The gamemaker’s revenue has been on the decline for quite some time now, and layoffs were necessary considering its weak balance sheet. For the first quarter this year, revenues decreased by 18 percent versus the same quarter for 2012. The slow transformation of the company from desktops to mobile, and reduced dependence on Facebook Inc (NASDAQ:FB) are considered as the main reasons for the current plight for Zynga Inc (NASDAQ:ZNGA).
Salesforce.com’s Biggest Acquisition to Date
In separate news, Salesforce.com (NSYE:CRM) made its biggest acquisition to date by acquiring ExactTarget for $2.5 billion. The acquisition will help Salesforce.com to better serve its clients including Toyota Motor Corporation (NYSE:TM).

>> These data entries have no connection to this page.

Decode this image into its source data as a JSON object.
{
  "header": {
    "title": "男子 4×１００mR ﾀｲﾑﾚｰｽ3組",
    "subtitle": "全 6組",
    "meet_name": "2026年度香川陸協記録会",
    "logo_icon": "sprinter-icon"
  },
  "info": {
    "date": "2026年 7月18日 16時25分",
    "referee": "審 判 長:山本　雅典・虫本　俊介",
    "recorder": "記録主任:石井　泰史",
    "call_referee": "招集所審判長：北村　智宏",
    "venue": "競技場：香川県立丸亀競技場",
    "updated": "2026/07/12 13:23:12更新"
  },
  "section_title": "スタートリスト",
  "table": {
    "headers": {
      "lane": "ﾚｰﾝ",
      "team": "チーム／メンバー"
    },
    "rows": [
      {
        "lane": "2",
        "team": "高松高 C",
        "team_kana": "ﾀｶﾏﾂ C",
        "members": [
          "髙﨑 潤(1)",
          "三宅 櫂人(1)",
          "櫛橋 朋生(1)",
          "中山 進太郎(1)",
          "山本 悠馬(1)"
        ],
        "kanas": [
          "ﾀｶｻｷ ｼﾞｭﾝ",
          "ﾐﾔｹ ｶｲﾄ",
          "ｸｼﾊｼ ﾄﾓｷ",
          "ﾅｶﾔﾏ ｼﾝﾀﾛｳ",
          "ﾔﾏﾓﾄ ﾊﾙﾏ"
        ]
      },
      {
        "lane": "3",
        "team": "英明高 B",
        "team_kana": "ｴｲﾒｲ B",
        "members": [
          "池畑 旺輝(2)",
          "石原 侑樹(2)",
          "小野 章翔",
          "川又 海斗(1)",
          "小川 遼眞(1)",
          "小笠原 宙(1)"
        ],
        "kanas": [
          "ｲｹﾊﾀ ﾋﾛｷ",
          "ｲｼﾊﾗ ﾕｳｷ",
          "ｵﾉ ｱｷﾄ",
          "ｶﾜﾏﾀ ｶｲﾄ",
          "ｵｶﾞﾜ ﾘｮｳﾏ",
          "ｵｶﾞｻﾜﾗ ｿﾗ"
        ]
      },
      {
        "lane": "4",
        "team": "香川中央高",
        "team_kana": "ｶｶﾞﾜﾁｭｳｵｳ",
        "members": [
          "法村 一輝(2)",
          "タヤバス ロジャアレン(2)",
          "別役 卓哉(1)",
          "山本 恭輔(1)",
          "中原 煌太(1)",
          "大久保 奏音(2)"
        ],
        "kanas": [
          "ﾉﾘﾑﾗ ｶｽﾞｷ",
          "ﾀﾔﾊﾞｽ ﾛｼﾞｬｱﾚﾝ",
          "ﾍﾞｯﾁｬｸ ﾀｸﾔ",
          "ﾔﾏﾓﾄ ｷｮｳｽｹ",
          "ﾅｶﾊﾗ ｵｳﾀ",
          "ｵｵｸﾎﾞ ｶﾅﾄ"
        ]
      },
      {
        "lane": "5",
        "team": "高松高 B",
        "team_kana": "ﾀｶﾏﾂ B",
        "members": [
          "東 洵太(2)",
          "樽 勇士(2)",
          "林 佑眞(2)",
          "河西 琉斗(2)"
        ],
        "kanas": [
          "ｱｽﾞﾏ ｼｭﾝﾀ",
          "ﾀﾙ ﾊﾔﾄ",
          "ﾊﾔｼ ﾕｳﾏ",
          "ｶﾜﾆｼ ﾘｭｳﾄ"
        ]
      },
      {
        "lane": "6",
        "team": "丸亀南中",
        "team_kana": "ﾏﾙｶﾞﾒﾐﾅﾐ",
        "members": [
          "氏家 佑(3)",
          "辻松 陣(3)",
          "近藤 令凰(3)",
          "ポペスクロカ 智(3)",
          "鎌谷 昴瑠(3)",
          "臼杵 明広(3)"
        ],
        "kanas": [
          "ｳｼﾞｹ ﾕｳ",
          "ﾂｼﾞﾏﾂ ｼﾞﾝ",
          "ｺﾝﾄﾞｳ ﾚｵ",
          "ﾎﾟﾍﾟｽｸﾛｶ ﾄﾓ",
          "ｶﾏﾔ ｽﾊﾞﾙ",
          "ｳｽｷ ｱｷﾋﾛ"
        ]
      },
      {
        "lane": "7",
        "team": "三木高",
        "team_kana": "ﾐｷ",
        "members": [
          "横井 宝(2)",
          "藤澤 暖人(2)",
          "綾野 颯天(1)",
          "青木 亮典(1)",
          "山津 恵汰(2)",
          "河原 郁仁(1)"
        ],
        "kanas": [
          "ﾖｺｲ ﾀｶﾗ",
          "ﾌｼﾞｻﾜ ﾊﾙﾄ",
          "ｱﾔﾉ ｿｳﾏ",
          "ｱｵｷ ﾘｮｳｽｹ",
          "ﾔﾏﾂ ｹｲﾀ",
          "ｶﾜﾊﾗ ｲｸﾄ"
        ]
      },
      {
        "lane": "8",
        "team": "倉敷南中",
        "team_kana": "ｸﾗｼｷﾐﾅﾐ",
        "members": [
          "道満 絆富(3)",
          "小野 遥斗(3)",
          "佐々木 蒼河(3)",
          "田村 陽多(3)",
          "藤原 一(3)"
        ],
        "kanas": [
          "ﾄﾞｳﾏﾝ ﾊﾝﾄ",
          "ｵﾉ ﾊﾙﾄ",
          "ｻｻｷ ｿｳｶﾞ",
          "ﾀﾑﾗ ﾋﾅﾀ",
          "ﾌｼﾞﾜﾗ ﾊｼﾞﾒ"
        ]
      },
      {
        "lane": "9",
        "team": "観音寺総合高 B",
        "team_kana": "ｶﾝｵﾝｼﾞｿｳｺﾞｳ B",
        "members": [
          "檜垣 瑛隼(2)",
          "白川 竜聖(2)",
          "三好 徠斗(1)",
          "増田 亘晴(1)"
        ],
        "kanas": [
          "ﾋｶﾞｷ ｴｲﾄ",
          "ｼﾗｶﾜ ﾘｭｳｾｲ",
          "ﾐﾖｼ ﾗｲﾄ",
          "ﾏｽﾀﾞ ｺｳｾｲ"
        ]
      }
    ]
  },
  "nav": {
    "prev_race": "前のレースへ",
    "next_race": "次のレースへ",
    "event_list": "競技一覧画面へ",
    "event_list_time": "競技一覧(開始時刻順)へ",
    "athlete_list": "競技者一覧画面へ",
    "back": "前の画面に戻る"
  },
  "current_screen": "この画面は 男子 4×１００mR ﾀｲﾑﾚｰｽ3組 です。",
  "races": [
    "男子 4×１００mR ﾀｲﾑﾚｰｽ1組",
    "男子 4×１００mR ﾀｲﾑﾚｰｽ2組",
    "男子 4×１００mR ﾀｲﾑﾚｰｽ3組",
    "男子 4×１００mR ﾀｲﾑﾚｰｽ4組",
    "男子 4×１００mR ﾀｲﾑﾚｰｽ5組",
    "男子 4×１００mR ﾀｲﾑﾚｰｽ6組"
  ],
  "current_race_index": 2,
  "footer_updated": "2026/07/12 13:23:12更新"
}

Both contrasting news, one from Zynga Inc (NASDAQ:ZNGA) and the other from Salesforce.com, underscore the fact that tech companies are a not a stable platform for any city to base their economy on. The technology industry is highly varied and has so many different types of companies that concluding on the health of the industry overall becomes a difficult task.
After their recent troubles, both Zynga Inc (NASDAQ:ZNGA) and Facebook Inc (NASDAQ:FB) have learned not to rely on one single platform. The same lesson must also be followed by the city government that it may be risky to rely on a particular industry. Therefore, local authorities must create an environment where companies belonging to diverse sectors can thrive.
Like a good share portfolio, which reduces its risk by investing in numerous companies, San Francisco government should also encourage diversification of industries. The growth from such diversification will be much stronger as more jobs will be created for employees from all backgrounds and education levels.